Tucked away on a street in New York's trendy SoHo neighborhood, a throng of bubbly influencers giggled and posed for selfies. A DJ played pulsating music amid a sea of neon lights and colorful walls that were expertly curated for Instagram. And, of course, there was alcohol and hors d'oeuvres were passed around.

The scene is typical for any party or new store opening, but the event wasn't to celebrate a buzzy startup. Instead, it was for Tupperware, the stodgy 73-year-old plastic container maker that has fallen on hard times.

Shares are down more than 70% this year. Tupperware is operating without a leader because its most recent CEO, Tricia Stitzel, left the company last month after less than two years in charge. It has reported a string of dismal earnings this year that missed expectations, partially because of the global trade war, a strong US dollar and customers seeking out cheaper alternatives.

The model of relying on direct sales for buying Tupperware has also hampered growth. Although it's not eliminating the cultural staple, the brand hopes the new pop-up store, called TuppSoho, and a relaunched website will help turn it around.

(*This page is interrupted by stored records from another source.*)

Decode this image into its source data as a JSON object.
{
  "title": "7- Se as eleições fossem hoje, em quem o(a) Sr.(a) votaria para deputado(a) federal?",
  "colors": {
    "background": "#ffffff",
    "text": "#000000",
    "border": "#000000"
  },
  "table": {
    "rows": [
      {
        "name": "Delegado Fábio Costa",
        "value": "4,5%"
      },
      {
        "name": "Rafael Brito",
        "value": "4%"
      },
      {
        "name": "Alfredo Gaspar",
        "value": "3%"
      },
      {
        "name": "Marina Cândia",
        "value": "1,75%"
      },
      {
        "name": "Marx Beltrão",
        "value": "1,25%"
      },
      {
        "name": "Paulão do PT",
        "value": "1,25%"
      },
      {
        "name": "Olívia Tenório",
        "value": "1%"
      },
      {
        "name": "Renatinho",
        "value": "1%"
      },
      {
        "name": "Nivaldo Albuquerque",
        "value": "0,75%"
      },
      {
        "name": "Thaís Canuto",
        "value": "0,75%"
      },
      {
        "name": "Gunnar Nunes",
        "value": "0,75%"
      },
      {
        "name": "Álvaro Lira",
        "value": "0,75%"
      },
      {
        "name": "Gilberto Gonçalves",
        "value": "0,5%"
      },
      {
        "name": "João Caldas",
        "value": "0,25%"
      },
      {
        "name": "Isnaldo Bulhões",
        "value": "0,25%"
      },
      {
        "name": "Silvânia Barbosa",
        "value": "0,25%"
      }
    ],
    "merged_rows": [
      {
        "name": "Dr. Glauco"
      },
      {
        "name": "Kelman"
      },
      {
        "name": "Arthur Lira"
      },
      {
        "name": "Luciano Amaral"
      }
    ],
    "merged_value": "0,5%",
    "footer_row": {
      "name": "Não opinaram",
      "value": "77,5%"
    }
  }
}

"We've been relevant for 70 years, but we haven't connected to all of our consumers, and this is a great step in the right direction of accessing more people," Tupperware's chief financial officer Sandra Harris told CNN Business at a press event Tuesday.

The brand hopes the vibrant pop-up store, which closes on December 22, will attract people walking by and reconnect them with the brand.

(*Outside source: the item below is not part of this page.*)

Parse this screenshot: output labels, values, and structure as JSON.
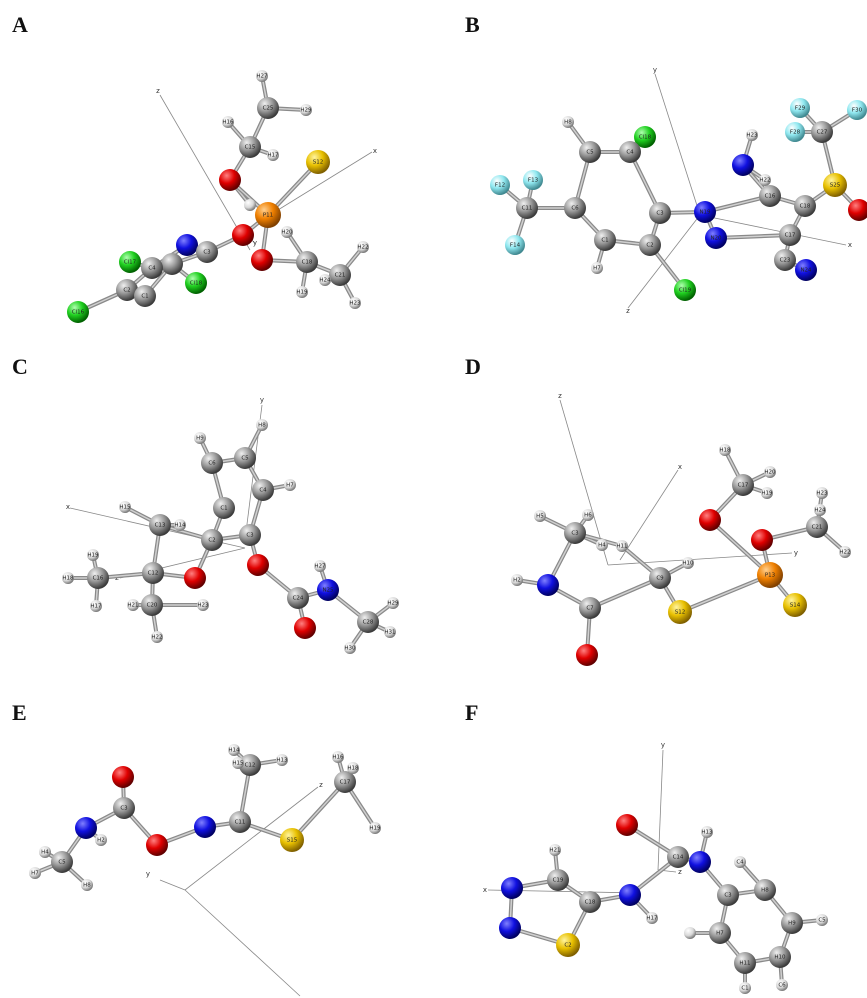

Tupperware is trying to get recognized beyond just being storage for leftovers. The store features new luxury cookware, a $40 cold brew carafe, a $15 apple keeper and a $25 reusable straw. The latter isn't available in catalogs or online: It's sold exclusively at the store.

TuppSoho joins a growing and crowded neighborhood full of pop-up stores from fledgling brands employing the same strategy: Instagrammable experiences that generate free online publicity to expand their consumer bases. Shoe company Allbirds, mattress maker Casper, makeup brand Glossier and even Amazon have all launched with pop-up stores before opening permanent presences.

Harris called the pop-up store a "great learning opportunity" for Tupperware because the company can study how the consumer interacts with the brand. She also hopes the nostalgia factor of the brand will give it a boost.

"The ability to show that the product is still here and still available for a whole new generation to experience this," she said.

Tupperware's brand is based on plastic, a material that's falling out of favor. But Harris said that Tupperware's durability is an alternative to single-use plastic because it's made out of a stronger resin than its competitors.

"People recognize that Tupperware is different and it's here for forever," Harris said. "The ability for consumers to connect that they can buy something that is plastic but helps to reduce footprint and use of single-use plastics gets consumers excited."

Harris acknowledged that it's a "pivotal moment" for the company as it faces an uneasy outlook. She called the pop-up and relaunched website a "step in the right direction" to attracting new consumers.